ArmInfo.The forecasts of international organizations and rating agencies on the growth of the Armenian economy in 2022 (1.5 -1.6%) are theoretically correct and sustained, but at the same time they do not fully take into account the changing structure of the Armenian economy, namely, the process of transition from the so-called demand economy to the supply economy, albeit with weakly expressed characteristics.
The experts of the AmRating National Rating Agency, affiliated with ArmInfo IC expressed this opinion in the annual review on the state of the country's banking system (Industry report of Armenian banks).
According to analysts, the state of economic activity in the country will largely depend on the intensification and, if possible, the full implementation of budgeted capital expenditures, on the one hand, and the CBA's monetary policy, on the other.
According to experts, this could include monetary policy aimed at avoiding its further tightening in order to maintain credit activity and economic growth mechanisms in the context of managing the exchange rate as an additional tool to curb inflation.
According to experts, the possible reduction of remittances from Russia will have little effect on the decline in domestic demand due to changes in the structure of remittances in recent years. Moreover, their decline can be fully compensated for not only by seasonality, as it was before, but by a constant, all-season, significant increase in "immigration" and tourist flows to the country, including from Russia, whose citizens, due to Western sanctions, will be limited in the choice of inexpensive places for recreation and remote work, one of the comfortable destinations of which is Armenia.

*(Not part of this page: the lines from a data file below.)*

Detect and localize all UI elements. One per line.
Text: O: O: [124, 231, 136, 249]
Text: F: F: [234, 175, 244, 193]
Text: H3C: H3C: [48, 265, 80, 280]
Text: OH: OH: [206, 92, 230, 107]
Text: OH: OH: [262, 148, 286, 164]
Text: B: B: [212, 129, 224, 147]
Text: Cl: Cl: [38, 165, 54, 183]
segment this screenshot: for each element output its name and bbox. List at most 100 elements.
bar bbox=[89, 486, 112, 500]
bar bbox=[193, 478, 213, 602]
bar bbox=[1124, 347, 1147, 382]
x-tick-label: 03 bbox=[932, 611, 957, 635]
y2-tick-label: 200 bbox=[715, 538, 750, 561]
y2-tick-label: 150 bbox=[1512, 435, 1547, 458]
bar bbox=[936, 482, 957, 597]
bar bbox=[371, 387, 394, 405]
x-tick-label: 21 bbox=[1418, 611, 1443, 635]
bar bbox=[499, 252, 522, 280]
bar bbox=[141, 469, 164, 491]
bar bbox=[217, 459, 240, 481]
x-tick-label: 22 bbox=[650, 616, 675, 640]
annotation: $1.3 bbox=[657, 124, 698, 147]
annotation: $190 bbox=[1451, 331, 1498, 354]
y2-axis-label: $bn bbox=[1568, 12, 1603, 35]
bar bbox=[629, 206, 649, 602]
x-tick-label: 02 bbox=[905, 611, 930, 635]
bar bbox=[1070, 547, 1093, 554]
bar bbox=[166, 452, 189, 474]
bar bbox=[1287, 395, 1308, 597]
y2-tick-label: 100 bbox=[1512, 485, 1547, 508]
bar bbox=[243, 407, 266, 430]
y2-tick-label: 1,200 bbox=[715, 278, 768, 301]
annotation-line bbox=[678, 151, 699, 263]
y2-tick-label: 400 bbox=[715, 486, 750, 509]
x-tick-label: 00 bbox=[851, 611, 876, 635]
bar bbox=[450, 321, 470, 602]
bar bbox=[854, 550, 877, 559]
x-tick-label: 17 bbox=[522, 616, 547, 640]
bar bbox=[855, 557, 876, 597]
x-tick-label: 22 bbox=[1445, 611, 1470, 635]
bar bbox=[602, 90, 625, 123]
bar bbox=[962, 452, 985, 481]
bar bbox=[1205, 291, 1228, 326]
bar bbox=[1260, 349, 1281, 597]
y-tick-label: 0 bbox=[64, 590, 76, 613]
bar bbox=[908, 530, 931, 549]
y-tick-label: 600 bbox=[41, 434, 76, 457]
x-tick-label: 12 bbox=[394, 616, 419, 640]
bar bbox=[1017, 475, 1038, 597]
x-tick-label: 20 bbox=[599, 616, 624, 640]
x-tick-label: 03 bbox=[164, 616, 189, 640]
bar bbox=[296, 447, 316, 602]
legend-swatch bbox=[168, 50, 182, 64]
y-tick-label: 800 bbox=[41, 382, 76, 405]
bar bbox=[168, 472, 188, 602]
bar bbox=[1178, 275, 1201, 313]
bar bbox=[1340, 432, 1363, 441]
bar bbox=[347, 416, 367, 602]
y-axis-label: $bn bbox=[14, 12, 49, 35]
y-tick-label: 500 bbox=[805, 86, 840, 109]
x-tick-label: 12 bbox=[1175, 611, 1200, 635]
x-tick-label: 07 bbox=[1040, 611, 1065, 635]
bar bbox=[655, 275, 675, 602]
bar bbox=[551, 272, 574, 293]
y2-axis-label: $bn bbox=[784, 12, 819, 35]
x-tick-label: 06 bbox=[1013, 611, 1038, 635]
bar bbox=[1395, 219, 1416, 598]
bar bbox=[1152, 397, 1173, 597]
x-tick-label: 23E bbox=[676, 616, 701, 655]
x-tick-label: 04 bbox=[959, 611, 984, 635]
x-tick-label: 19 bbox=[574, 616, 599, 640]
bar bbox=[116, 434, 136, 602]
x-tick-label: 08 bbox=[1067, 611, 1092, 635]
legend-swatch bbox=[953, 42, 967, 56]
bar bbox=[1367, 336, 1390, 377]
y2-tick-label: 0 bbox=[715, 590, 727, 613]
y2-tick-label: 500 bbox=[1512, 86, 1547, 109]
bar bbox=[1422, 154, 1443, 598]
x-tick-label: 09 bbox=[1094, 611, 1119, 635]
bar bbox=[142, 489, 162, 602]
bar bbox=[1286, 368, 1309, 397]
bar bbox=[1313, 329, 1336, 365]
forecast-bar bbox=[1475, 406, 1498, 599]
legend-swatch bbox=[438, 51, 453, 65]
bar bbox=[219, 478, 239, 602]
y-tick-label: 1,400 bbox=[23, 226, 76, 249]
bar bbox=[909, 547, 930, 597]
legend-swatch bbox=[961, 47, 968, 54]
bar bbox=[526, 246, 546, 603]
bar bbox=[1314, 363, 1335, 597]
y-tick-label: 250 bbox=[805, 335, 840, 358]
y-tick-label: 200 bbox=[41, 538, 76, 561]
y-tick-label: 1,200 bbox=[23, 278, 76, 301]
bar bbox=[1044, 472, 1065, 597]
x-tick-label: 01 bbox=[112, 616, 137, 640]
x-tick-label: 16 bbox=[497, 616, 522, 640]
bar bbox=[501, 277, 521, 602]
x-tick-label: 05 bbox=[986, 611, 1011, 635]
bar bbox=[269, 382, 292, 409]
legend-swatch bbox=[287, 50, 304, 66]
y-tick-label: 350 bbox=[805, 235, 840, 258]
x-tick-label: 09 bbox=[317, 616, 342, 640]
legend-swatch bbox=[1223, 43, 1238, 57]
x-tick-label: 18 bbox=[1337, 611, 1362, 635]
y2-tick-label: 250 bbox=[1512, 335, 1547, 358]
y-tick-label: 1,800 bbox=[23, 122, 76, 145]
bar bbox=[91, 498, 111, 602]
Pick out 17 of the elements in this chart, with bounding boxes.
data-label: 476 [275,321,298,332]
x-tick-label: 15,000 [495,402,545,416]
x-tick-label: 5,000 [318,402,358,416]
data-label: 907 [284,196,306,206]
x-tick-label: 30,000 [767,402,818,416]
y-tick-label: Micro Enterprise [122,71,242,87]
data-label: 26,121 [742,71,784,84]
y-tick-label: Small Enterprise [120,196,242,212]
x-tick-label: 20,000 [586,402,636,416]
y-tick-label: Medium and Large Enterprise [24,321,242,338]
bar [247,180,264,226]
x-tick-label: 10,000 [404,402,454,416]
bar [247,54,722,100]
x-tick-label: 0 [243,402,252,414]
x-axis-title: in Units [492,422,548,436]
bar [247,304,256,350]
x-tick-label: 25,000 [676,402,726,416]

"It is also difficult to agree with the forecasts of international organizations and rating agencies regarding the reduction in imports due to the fall in aggregate demand and rising prices. Sanctions restrictions in the field of transportation between Russia and the West, in our opinion, will stimulate a significant increase in parallel imports of goods to Russia from Armenia that are not subject to Western sanctions restrictions. Armenia, of course, will start earning on the re-export of large volumes of non-sanctioned goods as well>, analysts say.
The success of the process of increasing productivity and expanding the "import-substituting" assortment for the sanctioned Russia and Belarus will depend on a competent stimulating industrial policy based on the effective implementation of programs to subsidize interest rates and other "paternalistic" measures to modernize and expand production and enhance foreign trade.
Armenia, for which Russia, then China and the EU countries (mining raw materials) are today the main trading partners, has a chance to get out of the current global economic and geopolitical crisis without significant losses, with economic growth in 2022 in the range of 2-2, 5%.